ExifTool can misidentify VBA macro files as FlashPix files.
The binary file format of Office documents (.doc, .xls) uses the Compound File Binary Format, what I like to refer as OLE files. These files can be analyzed with my tool oledump.py.
Starting with Office 2007, the default file format (.docx, .docm, .xlsx, …) is Office Open XML: OOXML. It’s in essence a ZIP container with XML files inside. However, VBA macros inside OOXML files (.docm, .xlsm) are not stored as XML files, they are still stored inside an OLE file: the ZIP container contains a file with name vbaProject.bin. That is an OLE file containing the VBA macros.
This can be observed with my zipdump.py tool:
oledump.py can look inside the ZIP container to analyze the embedded vbaProject.bin file:
And of course, it can handle an OLE file directly:
When ExifTool is given a vbaProject.bin file for analysis, it will misidentify it as a picture file: a FlashPix file.

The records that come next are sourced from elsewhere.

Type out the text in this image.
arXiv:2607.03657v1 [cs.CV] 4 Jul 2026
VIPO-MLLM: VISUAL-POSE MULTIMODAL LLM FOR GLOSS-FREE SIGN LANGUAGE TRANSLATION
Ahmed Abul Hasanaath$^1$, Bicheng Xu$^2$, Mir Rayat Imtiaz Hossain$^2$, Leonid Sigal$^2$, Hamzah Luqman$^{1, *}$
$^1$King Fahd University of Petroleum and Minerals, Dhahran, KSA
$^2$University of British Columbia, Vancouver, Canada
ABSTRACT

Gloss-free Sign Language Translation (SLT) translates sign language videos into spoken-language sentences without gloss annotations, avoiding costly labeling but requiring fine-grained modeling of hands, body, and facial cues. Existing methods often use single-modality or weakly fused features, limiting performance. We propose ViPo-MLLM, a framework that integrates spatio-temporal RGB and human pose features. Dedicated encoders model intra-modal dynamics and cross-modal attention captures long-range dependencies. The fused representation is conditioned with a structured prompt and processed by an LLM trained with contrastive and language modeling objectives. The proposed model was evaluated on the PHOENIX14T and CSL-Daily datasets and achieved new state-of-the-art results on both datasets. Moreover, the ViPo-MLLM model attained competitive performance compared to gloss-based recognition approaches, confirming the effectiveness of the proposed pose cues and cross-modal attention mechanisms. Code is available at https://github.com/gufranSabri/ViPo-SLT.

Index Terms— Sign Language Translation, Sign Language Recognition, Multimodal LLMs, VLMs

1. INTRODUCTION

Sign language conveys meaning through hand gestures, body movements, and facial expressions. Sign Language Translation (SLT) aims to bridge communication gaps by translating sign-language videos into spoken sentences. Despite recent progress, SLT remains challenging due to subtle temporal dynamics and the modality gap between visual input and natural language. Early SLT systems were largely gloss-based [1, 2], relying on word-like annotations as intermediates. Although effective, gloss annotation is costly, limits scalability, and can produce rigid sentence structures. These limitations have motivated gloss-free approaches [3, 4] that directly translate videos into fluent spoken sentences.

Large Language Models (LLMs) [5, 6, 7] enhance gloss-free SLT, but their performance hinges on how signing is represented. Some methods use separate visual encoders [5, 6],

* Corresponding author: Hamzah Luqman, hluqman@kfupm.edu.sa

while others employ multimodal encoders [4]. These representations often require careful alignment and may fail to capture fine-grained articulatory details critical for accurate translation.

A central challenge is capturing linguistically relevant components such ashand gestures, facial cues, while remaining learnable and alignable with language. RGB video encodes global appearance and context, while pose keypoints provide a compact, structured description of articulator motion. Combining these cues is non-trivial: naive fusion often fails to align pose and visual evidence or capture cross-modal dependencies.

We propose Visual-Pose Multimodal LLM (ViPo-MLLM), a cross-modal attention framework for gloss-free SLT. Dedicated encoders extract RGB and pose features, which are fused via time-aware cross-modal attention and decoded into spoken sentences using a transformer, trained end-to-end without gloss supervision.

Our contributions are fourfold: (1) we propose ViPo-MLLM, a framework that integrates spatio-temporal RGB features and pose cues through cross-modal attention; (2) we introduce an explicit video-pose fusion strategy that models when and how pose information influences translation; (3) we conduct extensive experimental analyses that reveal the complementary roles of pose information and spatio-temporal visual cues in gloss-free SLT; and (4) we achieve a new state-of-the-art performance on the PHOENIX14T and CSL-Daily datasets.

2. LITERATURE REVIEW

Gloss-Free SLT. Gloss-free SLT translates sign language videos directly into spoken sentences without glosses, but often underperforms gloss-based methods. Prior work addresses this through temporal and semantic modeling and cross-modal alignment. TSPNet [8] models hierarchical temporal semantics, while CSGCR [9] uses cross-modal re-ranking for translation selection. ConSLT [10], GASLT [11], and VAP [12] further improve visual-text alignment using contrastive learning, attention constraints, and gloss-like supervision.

That’s because when ExifTool doesn’t have enough metadata or an identifying extension to identify an OLE file, it will fall back to FlashPix file detection. That’s because FlashPix files are also based on the OLE file format, and AFAIK ExifTool started out as an image tool:
That is why on VirusTotal, vbaProject.bin files from OOXML files with macros, will be misidentified as FlashPix files:
When the extension of a vbaProject.bin file is changed to .doc, ExifTool will misidentify it as a Word document:
ExifTool is not designed to identify VBA macro files (vbaProject.bin). These files are not Office documents, neither pictures. But since they are also OLE files, ExifTool tries to guess what they are, based on the extension, and if that doesn’t help, it falls back to the FlashPix file format (based on OLE).
There’s no “bug” to fix, you just need to be aware of this particular behavior of ExifTool: it is a tool to extract information from media formats, when it analyses an OLE file and doesn’t have enough metadata/proper file extension, it will fall back to FlashPix identification.